Studying the Consistency and Composability of Lottery Ticket Pruning Masks

TL;DR

This paper investigates how combining pruning masks from multiple training runs of a neural network can improve the identification of sparse subnetworks without sacrificing accuracy, demonstrating that union and intersection masks perform similarly.

Contribution

It introduces a method to combine pruning masks from multiple training runs to find effective sparse subnetworks, showing that this approach maintains accuracy-sparsity tradeoffs.

Findings

Union and intersection masks perform similarly in accuracy-sparsity tradeoff.

Combining masks from up to 10 siblings does not degrade performance.

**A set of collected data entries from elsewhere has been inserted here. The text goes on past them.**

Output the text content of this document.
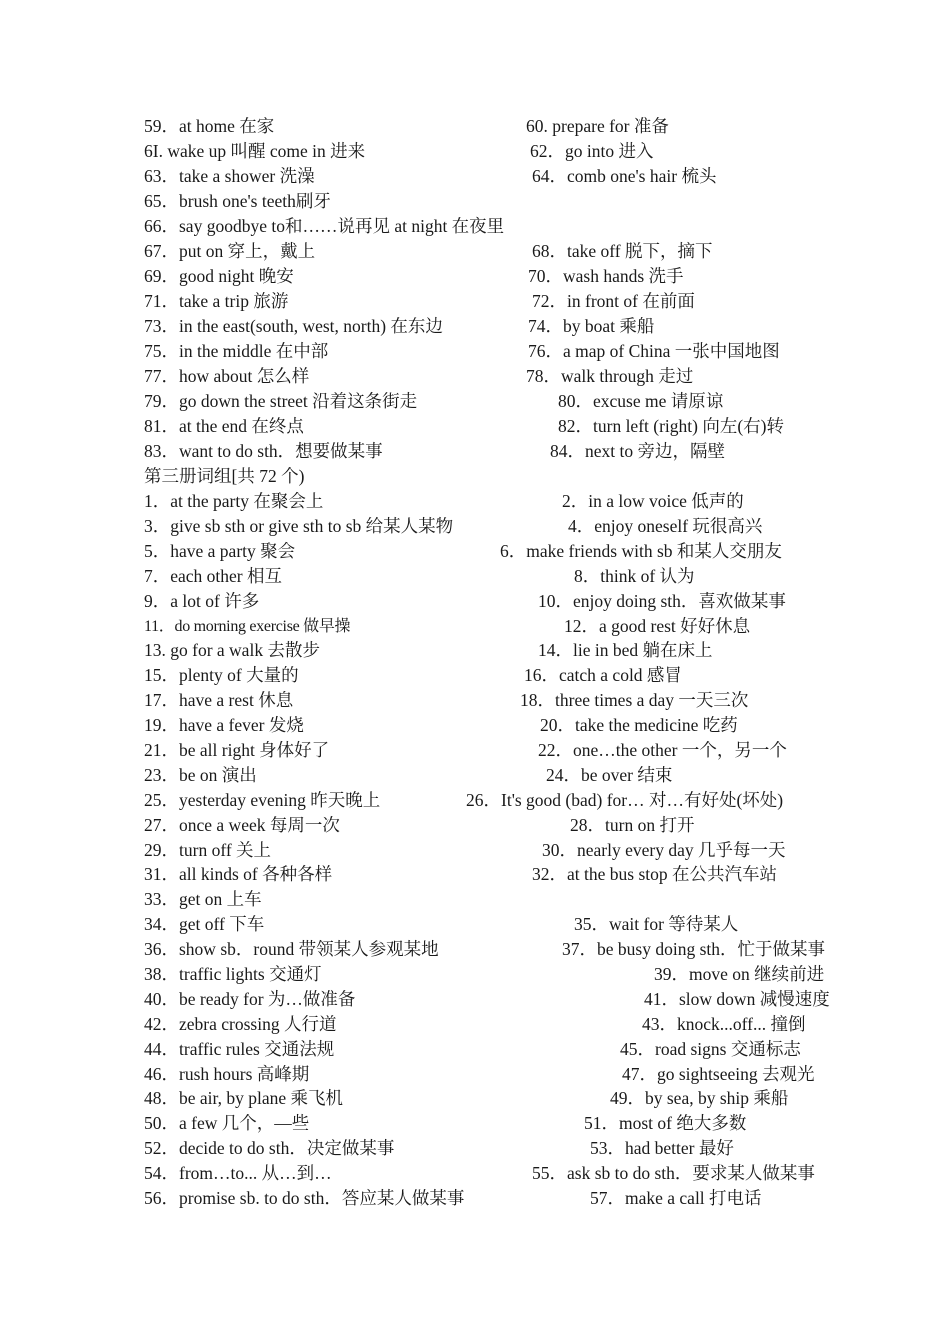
59．at home 在家	60. prepare for 准备
6I. wake up 叫醒 come in 进来	62．go into 进入
63．take a shower 洗澡	64．comb one's hair 梳头
65．brush one's teeth刷牙
66．say goodbye to和……说再见 at night 在夜里
67．put on 穿上，戴上	68．take off 脱下，摘下
69．good night 晚安	70．wash hands 洗手
71．take a trip 旅游	72．in front of 在前面
73．in the east(south, west, north) 在东边	74．by boat 乘船
75．in the middle 在中部	76．a map of China 一张中国地图
77．how about 怎么样	78．walk through 走过
79．go down the street 沿着这条街走	80．excuse me 请原谅
81．at the end 在终点	82．turn left (right) 向左(右)转
83．want to do sth．想要做某事	84．next to 旁边，隔壁
第三册词组[共 72 个)
1．at the party 在聚会上	2．in a low voice 低声的
3．give sb sth or give sth to sb 给某人某物	4．enjoy oneself 玩很高兴
5．have a party 聚会	6．make friends with sb 和某人交朋友
7．each other 相互	8．think of 认为
9．a lot of 许多	10．enjoy doing sth．喜欢做某事
11．do morning exercise 做早操	12．a good rest 好好休息
13. go for a walk 去散步	14．lie in bed 躺在床上
15．plenty of 大量的	16．catch a cold 感冒
17．have a rest 休息	18．three times a day 一天三次
19．have a fever 发烧	20．take the medicine 吃药
21．be all right 身体好了	22．one…the other 一个，另一个
23．be on 演出	24．be over 结束
25．yesterday evening 昨天晚上	26．It's good (bad) for… 对…有好处(坏处)
27．once a week 每周一次	28．turn on 打开
29．turn off 关上	30．nearly every day 几乎每一天
31．all kinds of 各种各样	32．at the bus stop 在公共汽车站
33．get on 上车
34．get off 下车	35．wait for 等待某人
36．show sb．round 带领某人参观某地	37．be busy doing sth．忙于做某事
38．traffic lights 交通灯	39．move on 继续前进
40．be ready for 为…做准备	41．slow down 减慢速度
42．zebra crossing 人行道	43．knock...off... 撞倒
44．traffic rules 交通法规	45．road signs 交通标志
46．rush hours 高峰期	47．go sightseeing 去观光
48．be air, by plane 乘飞机	49．by sea, by ship 乘船
50．a few 几个，—些	51．most of 绝大多数
52．decide to do sth．决定做某事	53．had better 最好
54．from…to... 从…到…	55．ask sb to do sth．要求某人做某事
56．promise sb. to do sth．答应某人做某事	57．make a call 打电话
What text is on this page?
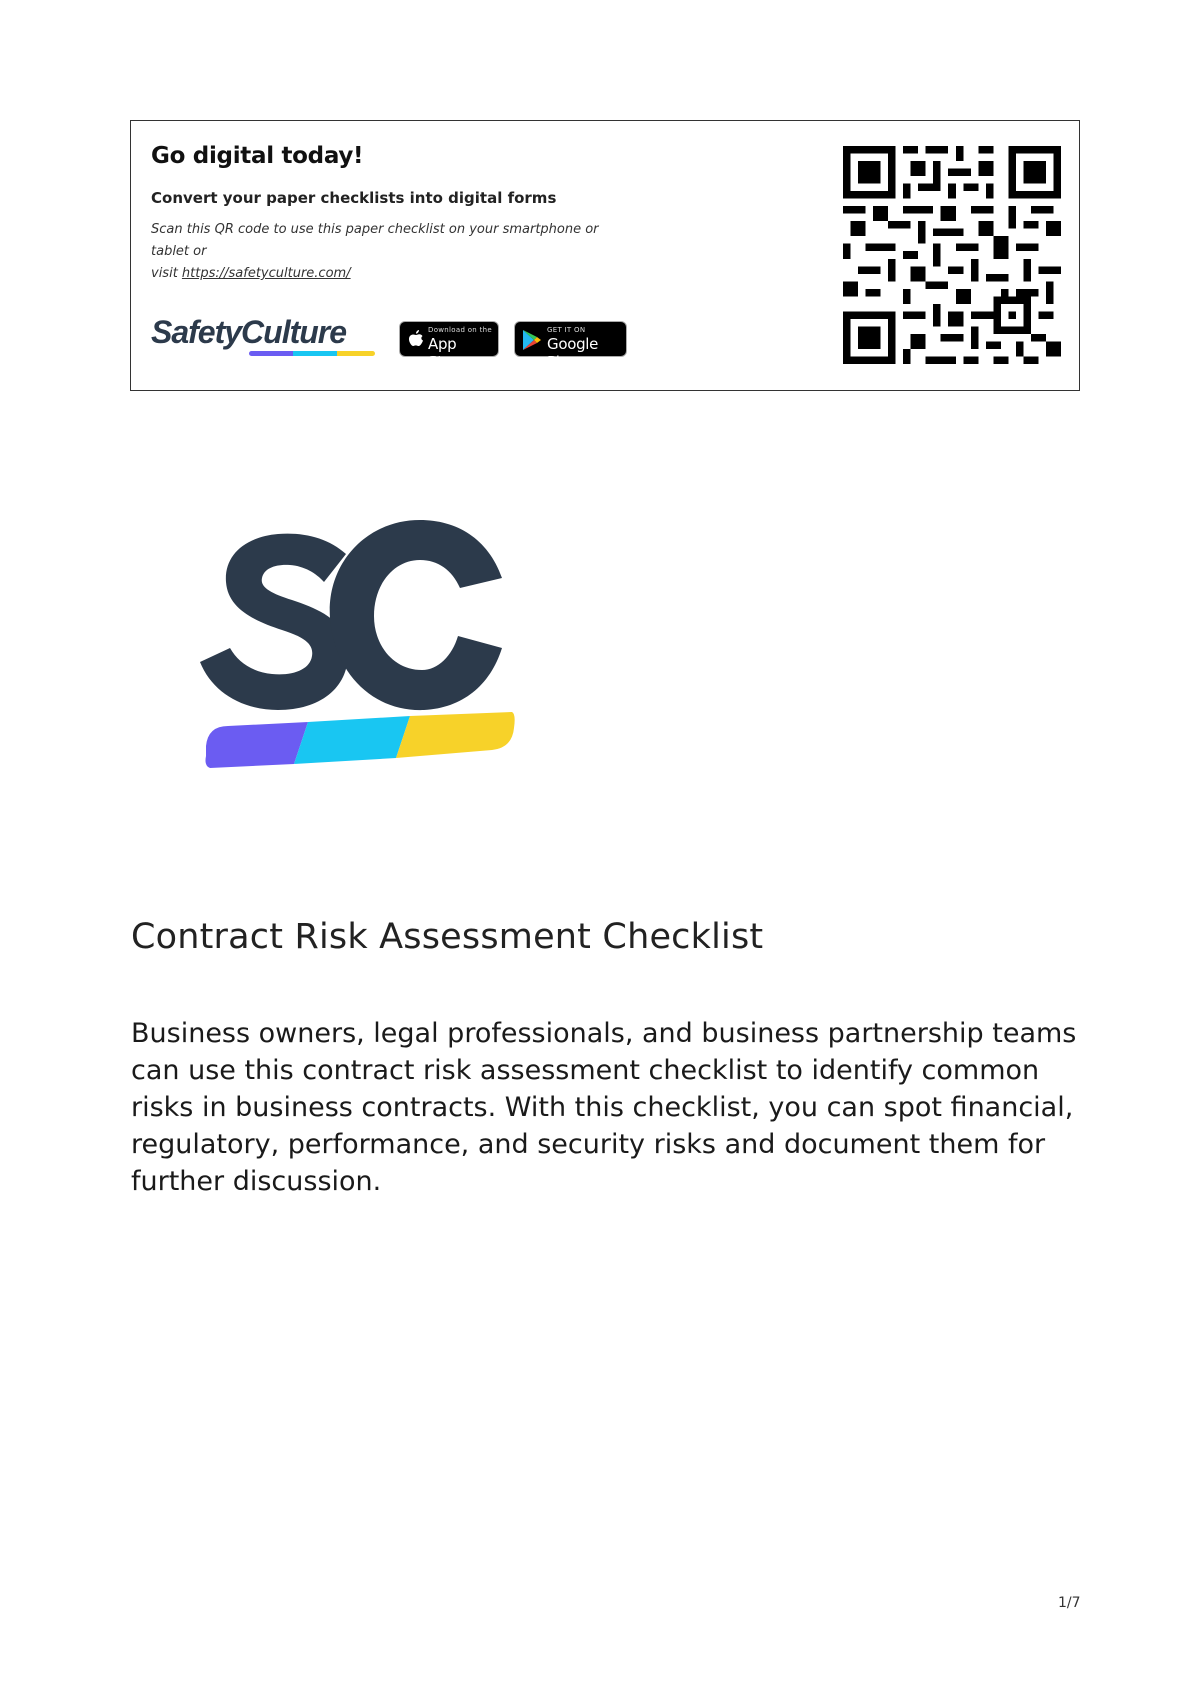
Go digital today!
Convert your paper checklists into digital forms
Scan this QR code to use this paper checklist on your smartphone or tablet or
visit https://safetyculture.com/
SafetyCulture	Download on the
App Store
GET IT ON
Google Play
Contract Risk Assessment Checklist

Business owners, legal professionals, and business partnership teams can use this contract risk assessment checklist to identify common risks in business contracts. With this checklist, you can spot financial, regulatory, performance, and security risks and document them for further discussion.

1/7
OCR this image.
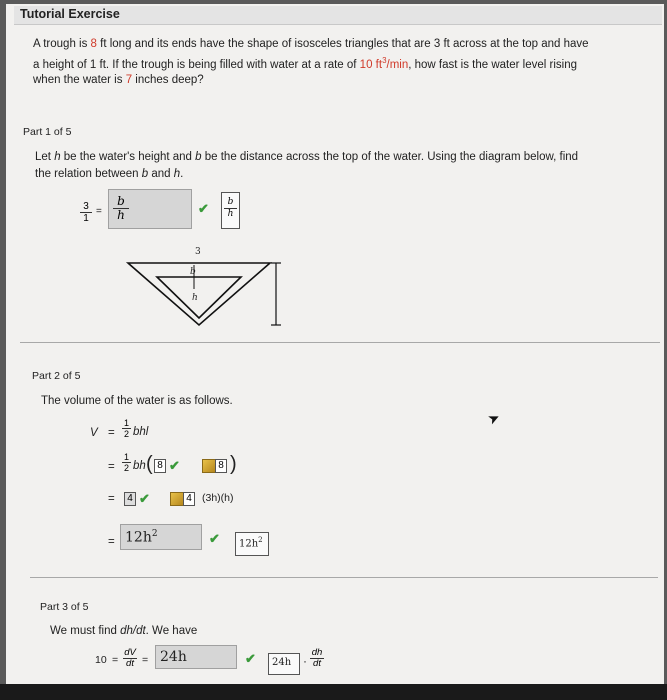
Tutorial Exercise
A trough is 8 ft long and its ends have the shape of isosceles triangles that are 3 ft across at the top and have
a height of 1 ft. If the trough is being filled with water at a rate of 10 $ft^3/\min$, how fast is the water level rising
when the water is 7 inches deep?
Part 1 of 5
Let h be the water's height and b be the distance across the top of the water. Using the diagram below, find
the relation between b and h.
$\frac{3}{1} = \frac{b}{h}$	✔ $\frac{b}{h}$
3
b
h
Part 2 of 5
The volume of the water is as follows.
$V = \frac{1}{2}$ bhl
= $\frac{1}{2}$ bh ( 8 ✔	8 )
=	4 ✔	4 (3h)(h)
= $12h^2$	✔ $12h^2$
➤
Part 3 of 5
We must find dh/dt. We have
$10 = \frac{dV}{dt} = 24h$	✔ $24h \cdot \frac{dh}{dt}$
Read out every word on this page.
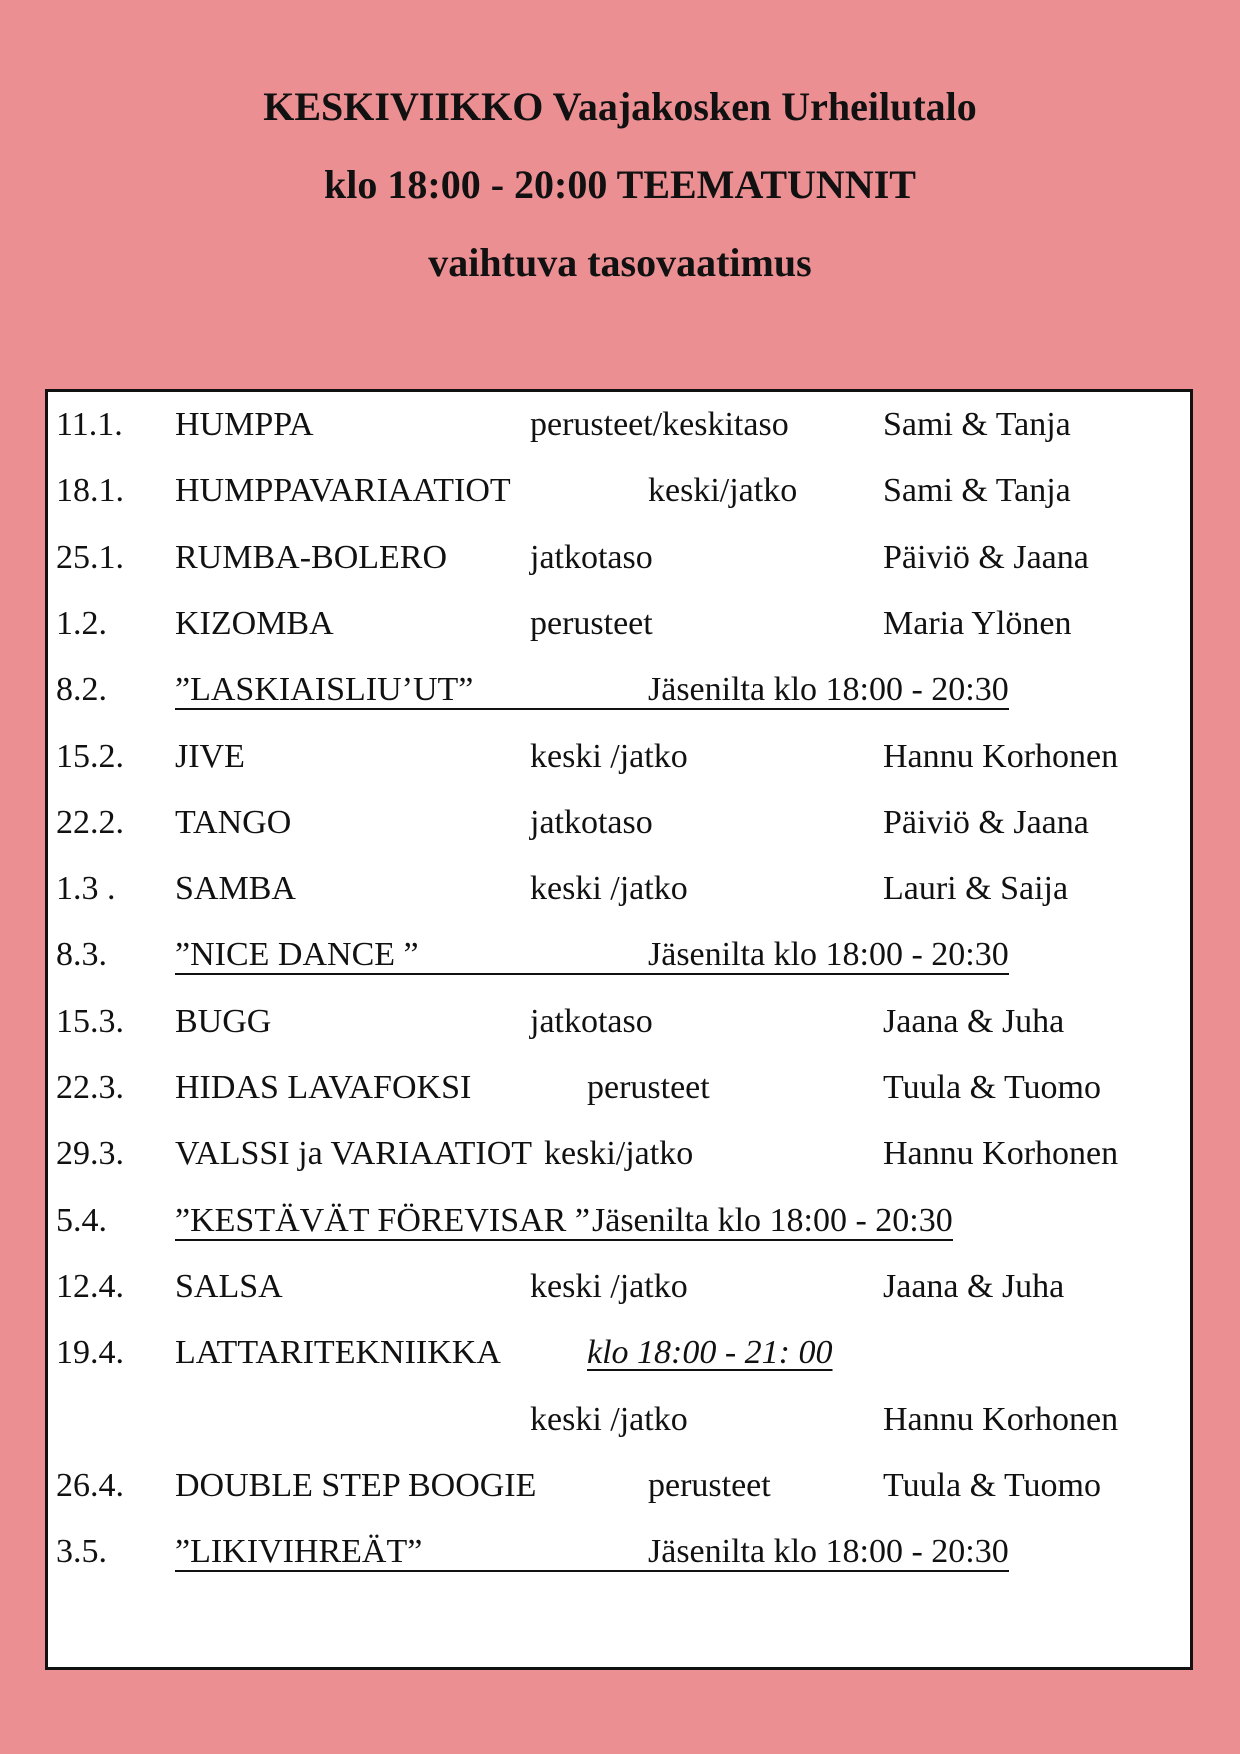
KESKIVIIKKO Vaajakosken Urheilutalo
klo 18:00 - 20:00 TEEMATUNNIT
vaihtuva tasovaatimus
11.1. HUMPPA	perusteet/keskitaso	Sami & Tanja
18.1. HUMPPAVARIAATIOT	keski/jatko	Sami & Tanja
25.1. RUMBA-BOLERO jatkotaso	Päiviö & Jaana
1.2. KIZOMBA	perusteet	Maria Ylönen
8.2. ”LASKIAISLIU’UT”	Jäsenilta klo 18:00 - 20:30
15.2. JIVE	keski /jatko	Hannu Korhonen
22.2. TANGO	jatkotaso	Päiviö & Jaana
1.3 . SAMBA	keski /jatko	Lauri & Saija
8.3. ”NICE DANCE ”	Jäsenilta klo 18:00 - 20:30
15.3. BUGG	jatkotaso	Jaana & Juha
22.3. HIDAS LAVAFOKSI	perusteet	Tuula & Tuomo
29.3. VALSSI ja VARIAATIOT keski/jatko	Hannu Korhonen
5.4. ”KESTÄVÄT FÖREVISAR ” Jäsenilta klo 18:00 - 20:30
12.4. SALSA	keski /jatko	Jaana & Juha
19.4. LATTARITEKNIIKKA	klo 18:00 - 21: 00
keski /jatko	Hannu Korhonen
26.4. DOUBLE STEP BOOGIE	perusteet	Tuula & Tuomo
3.5. ”LIKIVIHREÄT”	Jäsenilta klo 18:00 - 20:30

Shared pretraining increases pruning overlap among siblings.

Abstract

Magnitude pruning is a common, effective technique to identify sparse subnetworks at little cost to accuracy. In this work, we ask whether a particular architecture's accuracy-sparsity tradeoff can be improved by combining pruning information across multiple runs of training. From a shared ResNet-20 initialization, we train several network copies (\emph{siblings}) to completion using different SGD data orders on CIFAR-10. While the siblings' pruning masks are naively not much more similar than chance, starting sibling training after a few epochs of shared pretraining significantly increases pruning overlap. We then choose a subnetwork by either (1) taking all weights that survive pruning in any sibling (mask union), or (2) taking only the weights that survive pruning across all siblings (mask intersection). The resulting subnetwork is retrained. Strikingly, we find that union and intersection masks perform very similarly. Both methods match the accuracy-sparsity tradeoffs of the one-shot magnitude pruning baseline, even when we combine masks from up to $k = 10$ siblings.